上面说到,一切的一切,都从配置开始,我们分析Kafka消费者在SpringBoot中的配置,请查看上面的配置代码。分析可以得知,最终配置的属性也好,对象也好,就集中到了KafkaListenerContainerFactory里,如下图:
所以,我们猜想,这个类,是Kafka工作的一个核心类。我们又知道,spring中的配置,是项目在初始化的时候用来加载用的,所以,在项目启动过程中,只是初始化一些工厂实例,并填充实例的一些属性。而真正的接收消息,塞入监听,这些逻辑,肯定不在初始化的逻辑中。所以,虽然我们找到了核心类,但是还需要猜测核心类中的核心流程。
我们看KafkaListenerContainerFactory的源码:
/**
* Factory for {@link MessageListenerContainer}s.
*
* @param <C> the {@link MessageListenerContainer} implementation type.
*
* @author Stephane Nicoll
* @author Gary Russell
*
* @see KafkaListenerEndpoint
*/
public interface KafkaListenerContainerFactory<C extends MessageListenerContainer> {
/**
* Create a {@link MessageListenerContainer} for the given {@link KafkaListenerEndpoint}.
* Containers created using this method are added to the listener endpoint registry.
* @param endpoint the endpoint to configure
* @return the created container
*/
C createListenerContainer(KafkaListenerEndpoint endpoint);
/**
* Create and configure a container without a listener; used to create containers that
* are not used for KafkaListener annotations. Containers created using this method
* are not added to the listener endpoint registry.
* @param topicPartitions the topicPartitions to assign.

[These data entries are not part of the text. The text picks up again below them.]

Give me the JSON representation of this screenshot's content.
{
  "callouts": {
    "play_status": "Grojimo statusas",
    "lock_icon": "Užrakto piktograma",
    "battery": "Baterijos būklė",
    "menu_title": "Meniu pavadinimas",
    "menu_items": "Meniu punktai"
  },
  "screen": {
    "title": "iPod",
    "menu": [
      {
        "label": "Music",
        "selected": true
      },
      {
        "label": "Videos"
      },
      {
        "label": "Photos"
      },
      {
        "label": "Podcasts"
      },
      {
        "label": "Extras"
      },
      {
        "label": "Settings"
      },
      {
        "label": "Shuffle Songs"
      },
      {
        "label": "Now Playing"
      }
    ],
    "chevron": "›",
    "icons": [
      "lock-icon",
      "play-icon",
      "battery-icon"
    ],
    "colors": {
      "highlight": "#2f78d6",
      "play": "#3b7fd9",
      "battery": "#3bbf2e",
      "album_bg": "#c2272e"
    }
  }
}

* @deprecated in favor of {@link #createContainer(TopicPartitionOffset[])}.
* @return the container.
* @since 2.2
*/
@Deprecated
C createContainer(Collection<org.springframework.kafka.support.TopicPartitionInitialOffset> topicPartitions);
/**
* Create and configure a container without a listener; used to create containers that
* are not used for KafkaListener annotations. Containers created using this method
* are not added to the listener endpoint registry.
* @param topicPartitions the topicPartitions to assign.
* @return the container.
* @since 2.3
*/
C createContainer(TopicPartitionOffset... topicPartitions);
/**
* Create and configure a container without a listener; used to create containers that
* are not used for KafkaListener annotations. Containers created using this method
* are not added to the listener endpoint registry.
* @param topics the topics.
* @return the container.
* @since 2.2
*/
C createContainer(String... topics);
/**
* Create and configure a container without a listener; used to create containers that
* are not used for KafkaListener annotations. Containers created using this method
* are not added to the listener endpoint registry.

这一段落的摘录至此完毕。